When it's not trying too hard, 'RED 2' does manage to deliver some big laughs and some charming chemistry between the leads.

Credit: Summit Entertainment

Review: Bruce Willis and Mary-Louise Parker almost make 'RED 2' a worthwhile return

HitFix
C+
Readers
n/a
A lot of chemistry and a wafer-thin script can't quite pull it off

Sequels are never easy, which makes me wonder why Hollywood always seems to be in such a rush to get to them. I remember when sequels were still relatively uncommon, and the prevailing wisdom was that not every automatically deserved a second part.

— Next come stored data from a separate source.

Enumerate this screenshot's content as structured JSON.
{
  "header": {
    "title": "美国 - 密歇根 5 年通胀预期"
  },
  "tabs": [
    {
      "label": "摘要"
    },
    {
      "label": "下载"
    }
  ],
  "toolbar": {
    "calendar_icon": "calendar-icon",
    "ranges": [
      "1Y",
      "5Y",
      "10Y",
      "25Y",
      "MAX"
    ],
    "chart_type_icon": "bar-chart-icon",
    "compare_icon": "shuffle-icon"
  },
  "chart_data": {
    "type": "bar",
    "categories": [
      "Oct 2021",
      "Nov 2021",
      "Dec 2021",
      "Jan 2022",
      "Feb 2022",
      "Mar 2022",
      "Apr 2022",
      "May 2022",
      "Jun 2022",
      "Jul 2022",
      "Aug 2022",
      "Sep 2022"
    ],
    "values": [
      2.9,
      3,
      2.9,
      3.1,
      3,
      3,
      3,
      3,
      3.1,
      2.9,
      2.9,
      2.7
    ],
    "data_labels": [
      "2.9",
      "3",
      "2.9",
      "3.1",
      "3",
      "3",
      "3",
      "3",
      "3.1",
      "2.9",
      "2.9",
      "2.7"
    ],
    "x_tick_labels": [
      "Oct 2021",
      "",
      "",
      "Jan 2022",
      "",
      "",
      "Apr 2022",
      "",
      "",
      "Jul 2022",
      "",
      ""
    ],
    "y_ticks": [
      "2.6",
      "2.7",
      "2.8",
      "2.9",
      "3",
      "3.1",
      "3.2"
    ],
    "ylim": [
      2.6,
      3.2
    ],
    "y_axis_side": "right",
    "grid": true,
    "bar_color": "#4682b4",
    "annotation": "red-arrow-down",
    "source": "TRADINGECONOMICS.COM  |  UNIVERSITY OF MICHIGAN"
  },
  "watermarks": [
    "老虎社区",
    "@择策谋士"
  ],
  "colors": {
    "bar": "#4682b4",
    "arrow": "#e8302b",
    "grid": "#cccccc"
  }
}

Just as I believe that filmmakers frequently are surprised by the reasons audiences fall in love with movies, I think they also often emphasize the wrong things when they make sequels, undermining that initial affection in the process.

One of the most direct parallels I can draw to the differences between "RED" and "RED 2" would be by using the model of "Romancing The Stone" and "Jewel Of The Nile." In both cases, the first film is ostensibly an action-comedy, but what really makes it work is the palpable romantic chemistry between the leads. The script for "Romancing The Stone" was written by the great Diane Thomas, who died much too young, and it is a wicked clever read that both mocks the conventions of the romance novels that Joan Wilder (Kathleen Turner) writes while also playing them straight enough to generate some real heat. When Mark Rosenthal and Lawrence Konner co-wrote the sequel, they needed to find a way to generate friction between Turner's character and Jack Colton, the Michael Douglas character, and it undermines the happily ever after of the first film's ending. That's fine if it ended up working, but instead of rekindling the heat of the first film, it soured the relationship between the two of them, making it all seem like less fun.